Private Equity and Alternative Invesment
In finance, private equity is an asset class consisting of equity securities and debt in operating companies that are not publicly traded on a stock exchange.
A private equity investment will generally be made by a private equity firm, a venture capital firm or an angel investor. Each of these categories of investor has its own set of goals, preferences and investment strategies; however, all provide working capital to a target company to nurture expansion, new-product development, or restructuring of the company’s operations, management, or ownership.
Bloomberg Businessweek has called private equity a rebranding of leveraged-buyout firms after the 1980s. Common investment strategies in private equity include: leveraged buyouts, venture capital, growth capital, distressed investments and mezzanine capital. In a typical leveraged-buyout transaction, a private-equity firm buys majority control of an existing or mature firm. This is distinct from a venture-capital or growth-capital investment, in which the investors (typically venture-capital firms or angel investors) invest in young, growing or emerging companies, and rarely obtain majority control.
Private equity is also often grouped into a broader category called private capital, generally used to describe capital supporting any long-term, illiquid investment strategy.
It is an investment in asset classes other than stocks, bonds, and cash. The term is a relatively loose one and includes tangible assets such as precious metals, art, wine, antiques, coins, or stamps and some financial assets such as real estate, commodities, private equity, distressed securities, hedge funds, carbon credits, venture capital, film production and financial derivatives. Investments in real estate and forestry are also often termed alternative despite the ancient use of such real assets to enhance and preserve wealth. Alternative investments are to be contrasted with traditional investments.

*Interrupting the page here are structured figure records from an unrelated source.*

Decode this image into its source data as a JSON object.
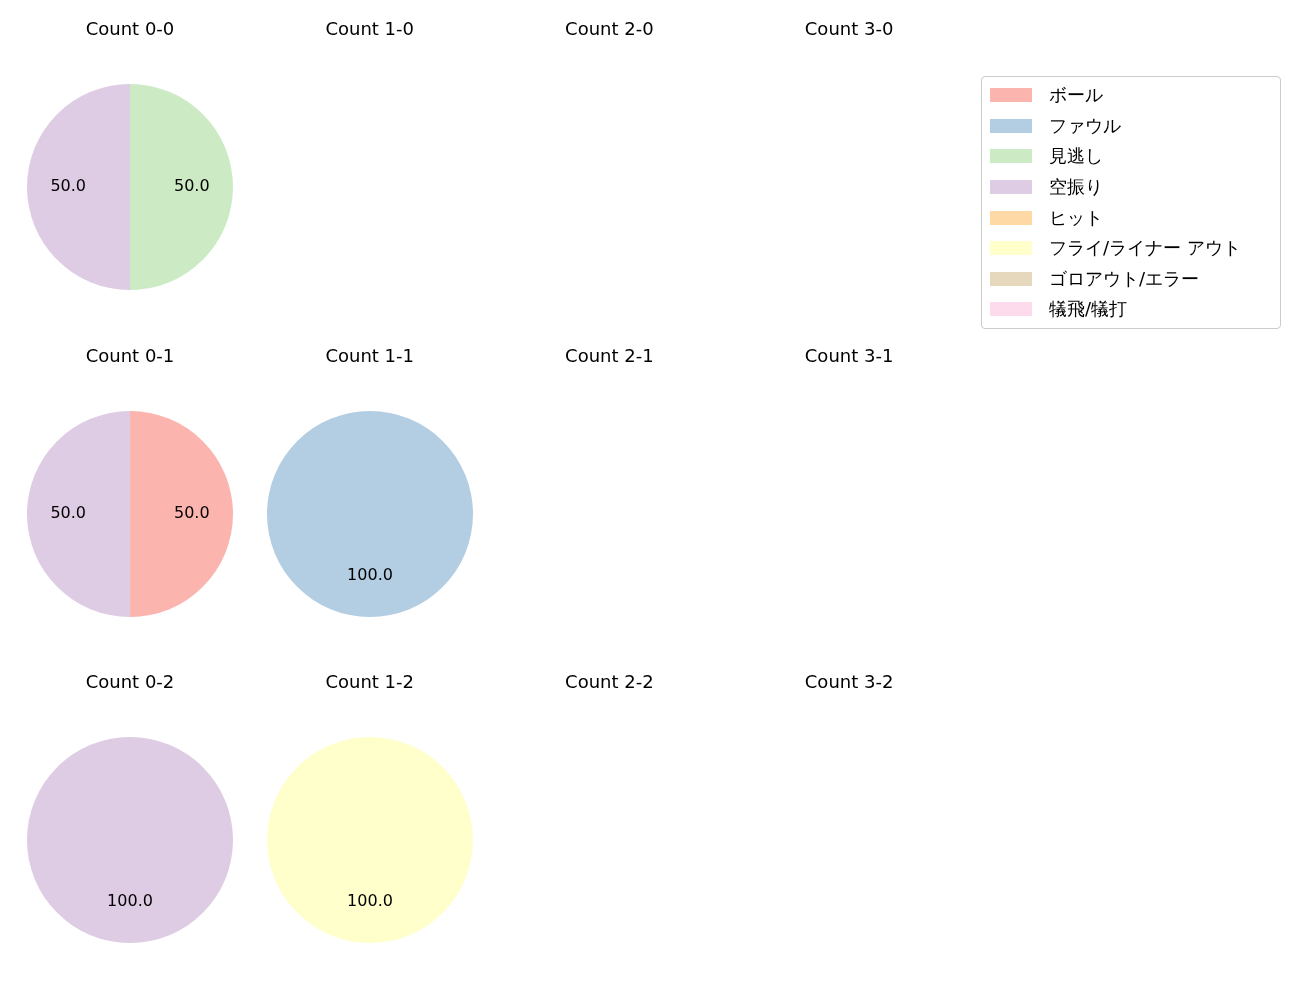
{
  "chart_data": [
    {
      "type": "pie",
      "title": "Count 0-0",
      "categories": [
        "ボール",
        "ファウル",
        "見逃し",
        "空振り",
        "ヒット",
        "フライ/ライナー アウト",
        "ゴロアウト/エラー",
        "犠飛/犠打"
      ],
      "values": [
        0,
        0,
        50,
        50,
        0,
        0,
        0,
        0
      ],
      "colors": [
        "#fbb4ae",
        "#b3cde3",
        "#ccebc5",
        "#decbe4",
        "#fed9a6",
        "#ffffcc",
        "#e5d8bd",
        "#fddaec"
      ],
      "value_labels": [
        null,
        null,
        "50.0",
        "50.0",
        null,
        null,
        null,
        null
      ],
      "legend": "right"
    },
    {
      "type": "other",
      "title": "Count 1-0"
    },
    {
      "type": "other",
      "title": "Count 2-0"
    },
    {
      "type": "other",
      "title": "Count 3-0"
    },
    {
      "type": "pie",
      "title": "Count 0-1",
      "categories": [
        null,
        null
      ],
      "values": [
        50,
        50
      ],
      "colors": [
        "#fbb4ae",
        "#decbe4"
      ],
      "value_labels": [
        "50.0",
        "50.0"
      ]
    },
    {
      "type": "pie",
      "title": "Count 1-1",
      "categories": [
        null
      ],
      "values": [
        100
      ],
      "colors": [
        "#b3cde3"
      ],
      "value_labels": [
        "100.0"
      ]
    },
    {
      "type": "other",
      "title": "Count 2-1"
    },
    {
      "type": "other",
      "title": "Count 3-1"
    },
    {
      "type": "pie",
      "title": "Count 0-2",
      "categories": [
        null
      ],
      "values": [
        100
      ],
      "colors": [
        "#decbe4"
      ],
      "value_labels": [
        "100.0"
      ]
    },
    {
      "type": "pie",
      "title": "Count 1-2",
      "categories": [
        null
      ],
      "values": [
        100
      ],
      "colors": [
        "#ffffcc"
      ],
      "value_labels": [
        "100.0"
      ]
    },
    {
      "type": "other",
      "title": "Count 2-2"
    },
    {
      "type": "other",
      "title": "Count 3-2"
    }
  ]
}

There is a wide variety of literature on alternative investments; however, this term has been used broadly and can also refer to financial alternatives such as derivatives or other alternatives such as energy. It is difficult to find research on the investment characteristics of tangible alternatives such as art or wine due primarily to a lack of good quality data. The Goizueta Business School at Emory University has established the Emory Center for Alternative Investments to provide research and a forum for discussion regarding private equity, hedge fund, and venture capital investments.